I’m not sure you can be much more racist than that. It was a room filled with hate like I had never seen. These boys made television’s stereotypical redneck bigot look like a school marm.

So, just because these racist men adopted these symbols for their own, does it prevent others from recognizing another meaning? Is the picture of Martin King forever tainted because of this group?

I would argue that it is not.

As I would argue that neither are the symbols and banners of the Confederate States just because some neo-Nazi punks decide it looks cool.

People of Southern heritage have many things to be proud of, and the flags of their ancestors are symbols of this legacy - and no person has the right to take that symbol of freedom and courage and sacrifice away from them - I don’t care how many neo-Nazi punks and ignorant bigots try to make it a symbol of something else.

It can be banned in school as being a disruption, but somehow I do not think other symbols would be banned for simply being disruptive.

Would we ban the Texas flag if Mexican students started finding it offensive - something that would not be out of line when you consider their historical treatment in this state.

Would we ban MLK t-shirts if fights and such broke out over such display?

I doubt it.

So, call a spade a spade.

The crime being punished is not disruption.

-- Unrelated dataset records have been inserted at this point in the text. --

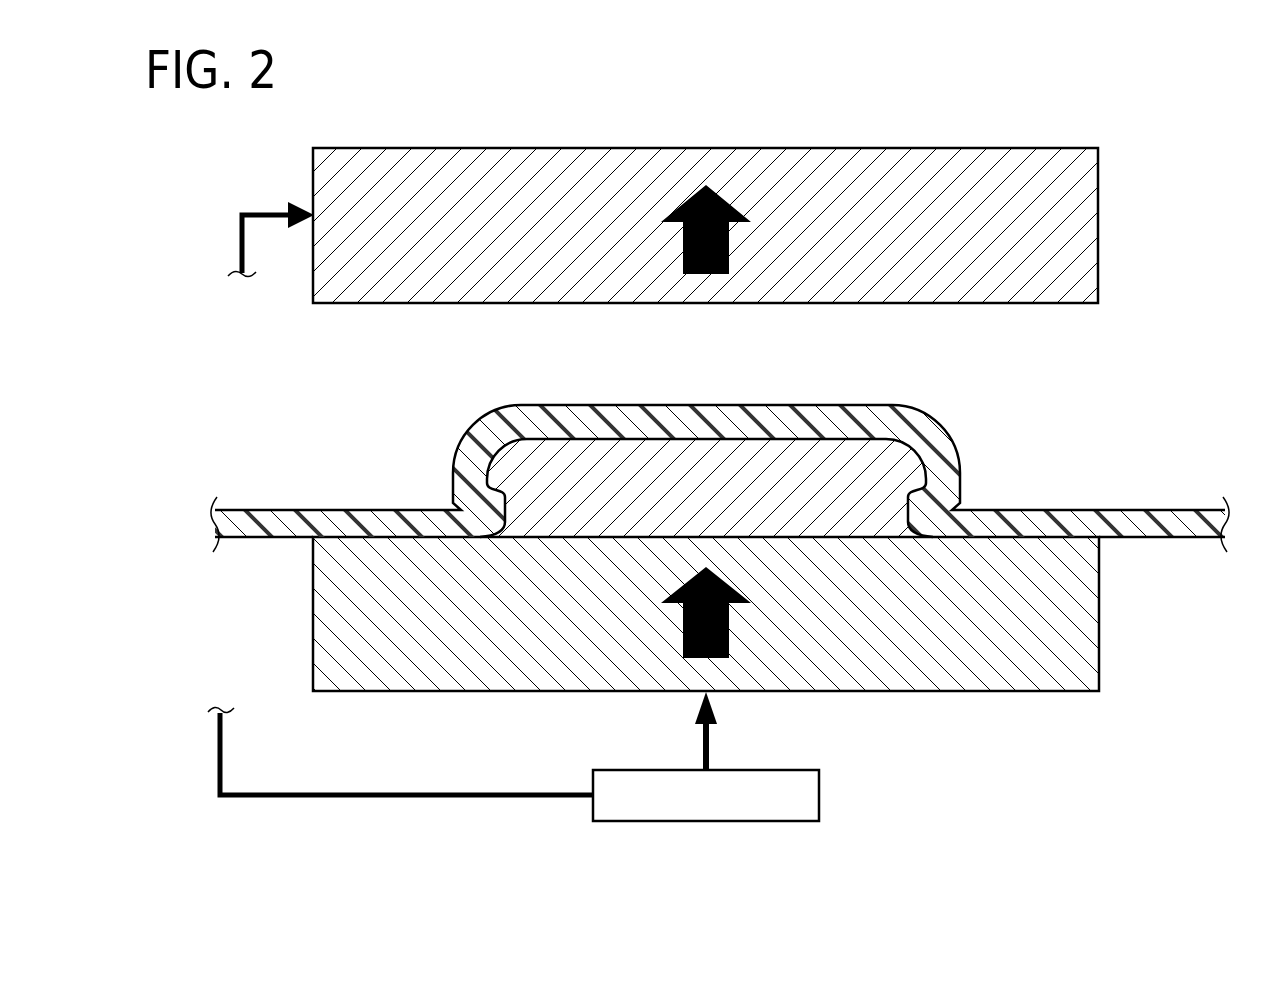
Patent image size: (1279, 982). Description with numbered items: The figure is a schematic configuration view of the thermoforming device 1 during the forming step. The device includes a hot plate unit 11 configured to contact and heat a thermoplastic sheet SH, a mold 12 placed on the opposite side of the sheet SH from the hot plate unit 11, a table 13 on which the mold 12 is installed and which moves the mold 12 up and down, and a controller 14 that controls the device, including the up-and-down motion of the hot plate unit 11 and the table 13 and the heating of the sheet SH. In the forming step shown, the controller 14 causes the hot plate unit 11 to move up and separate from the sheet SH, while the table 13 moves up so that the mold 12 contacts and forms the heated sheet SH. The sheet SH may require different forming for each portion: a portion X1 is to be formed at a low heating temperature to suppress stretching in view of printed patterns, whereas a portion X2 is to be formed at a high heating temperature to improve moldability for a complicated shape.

The thermoforming device 1 is at (1140, 138).
The hot plate unit 11 is at (1081, 240).
The mold 12 is at (515, 470).
The table 13 is at (1080, 594).
The controller 14 is at (818, 792).
The thermoplastic sheet SH is at (932, 438).
The portion formed at a low heating temperature X1 is at (457, 392).
The portion formed at a high heating temperature X2 is at (437, 407).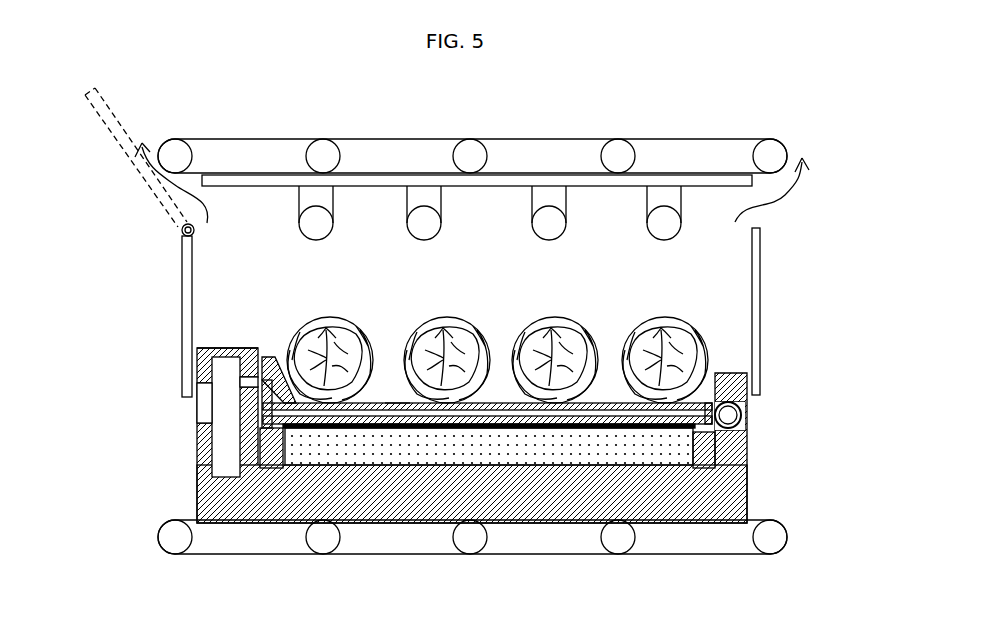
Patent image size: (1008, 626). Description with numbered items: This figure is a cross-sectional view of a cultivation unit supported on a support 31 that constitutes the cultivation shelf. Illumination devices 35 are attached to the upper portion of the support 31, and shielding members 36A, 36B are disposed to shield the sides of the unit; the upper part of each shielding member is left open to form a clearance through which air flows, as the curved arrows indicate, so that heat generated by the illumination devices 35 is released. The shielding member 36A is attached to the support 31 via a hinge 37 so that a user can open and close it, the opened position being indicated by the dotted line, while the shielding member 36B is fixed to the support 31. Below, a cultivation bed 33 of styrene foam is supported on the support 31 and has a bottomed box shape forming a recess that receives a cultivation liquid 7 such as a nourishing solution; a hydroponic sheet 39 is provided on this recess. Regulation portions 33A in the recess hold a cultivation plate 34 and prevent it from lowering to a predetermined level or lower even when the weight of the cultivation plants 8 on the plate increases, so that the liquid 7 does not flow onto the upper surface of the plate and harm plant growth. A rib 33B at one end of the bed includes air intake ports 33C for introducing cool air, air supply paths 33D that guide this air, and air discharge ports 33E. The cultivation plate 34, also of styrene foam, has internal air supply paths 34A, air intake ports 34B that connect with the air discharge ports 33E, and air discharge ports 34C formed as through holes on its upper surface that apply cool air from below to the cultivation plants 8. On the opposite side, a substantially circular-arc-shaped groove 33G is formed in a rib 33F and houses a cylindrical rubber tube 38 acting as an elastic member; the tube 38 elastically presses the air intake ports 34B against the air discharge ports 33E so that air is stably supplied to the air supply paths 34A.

The support 31 is at (503, 157).
The illumination device 35 is at (663, 222).
The hinge 37 is at (182, 228).
The shielding member 36A is at (187, 300).
The shielding member 36B is at (762, 257).
The cultivation bed 33 is at (175, 467).
The regulation portion 33A is at (268, 467).
The rib 33B is at (200, 352).
The air intake port 33C is at (208, 408).
The air supply path 33D is at (232, 463).
The air discharge port 33E is at (252, 382).
The rib 33F is at (747, 375).
The groove 33G is at (745, 432).
The tube 38 is at (728, 415).
The hydroponic sheet 39 is at (652, 468).
The cultivation plate 34 is at (613, 402).
The air supply path 34A is at (485, 430).
The air intake port 34B is at (272, 357).
The air discharge port 34C is at (372, 372).
The cultivation liquid 7 is at (547, 452).
The cultivation plant 8 is at (657, 338).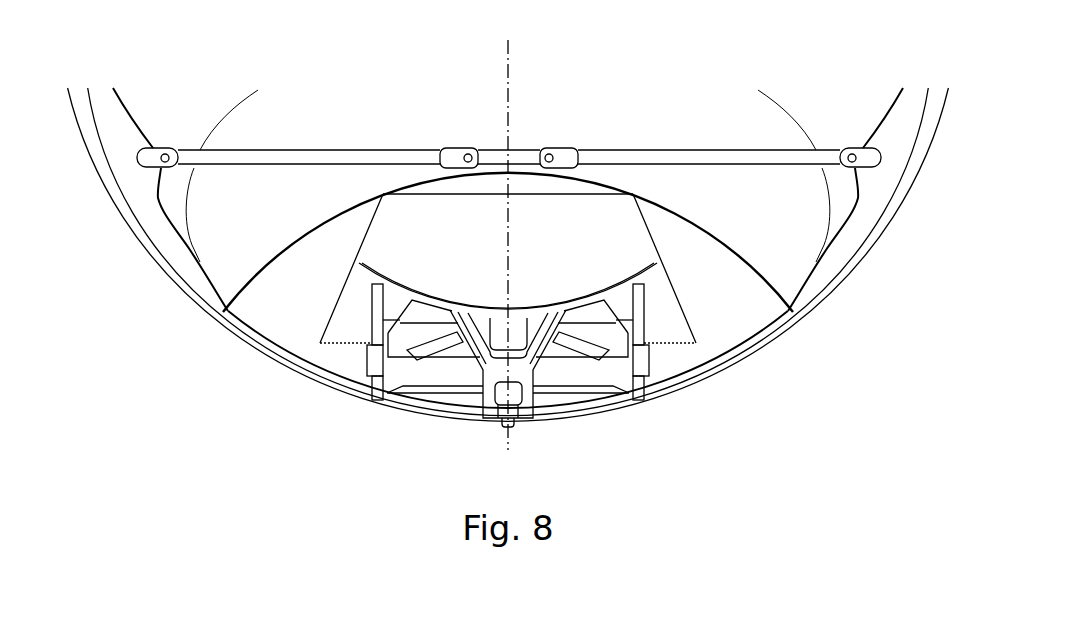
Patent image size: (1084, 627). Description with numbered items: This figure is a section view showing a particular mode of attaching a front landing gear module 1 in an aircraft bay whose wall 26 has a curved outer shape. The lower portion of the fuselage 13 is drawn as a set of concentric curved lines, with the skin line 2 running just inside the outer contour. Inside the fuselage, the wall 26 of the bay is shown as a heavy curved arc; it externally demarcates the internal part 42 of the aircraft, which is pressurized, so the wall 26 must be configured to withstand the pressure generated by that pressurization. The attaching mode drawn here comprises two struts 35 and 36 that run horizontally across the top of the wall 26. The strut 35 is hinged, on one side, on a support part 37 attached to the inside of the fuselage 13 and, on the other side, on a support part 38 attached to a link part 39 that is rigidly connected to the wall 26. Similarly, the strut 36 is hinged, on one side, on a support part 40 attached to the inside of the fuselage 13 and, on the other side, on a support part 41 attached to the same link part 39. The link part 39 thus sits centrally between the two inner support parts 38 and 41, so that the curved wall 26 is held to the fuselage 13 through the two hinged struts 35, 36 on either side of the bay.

The aircraft fuselage structure arrangement 1 is at (333, 395).
The fuselage skin / frame 2 is at (246, 343).
The fuselage 13 is at (928, 132).
The wall 26 is at (690, 218).
The strut 35 is at (305, 150).
The strut 36 is at (645, 150).
The support part 37 is at (163, 146).
The support part 38 is at (450, 148).
The link part 39 is at (490, 157).
The support part 40 is at (857, 147).
The support part 41 is at (560, 150).
The internal part 42 is at (244, 227).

The crime being punished is daring to disagree with the state-sanctioned version of history - a version that it takes very little research to dispute.

Unfortunately, that is the price of losing the war - you do not get to write the official history books.

In closing, a little advice for those that want to display this symbol of my heritage. I have had a few fights regarding this flag - some with those that think it evil, but most with those that were using it to promote a cause which I thought dishonored the real values of the men who fought and died under it.

If you are going to display it, do so for the right reasons. Do it to honor the good men and the high ideals it rightfully represents.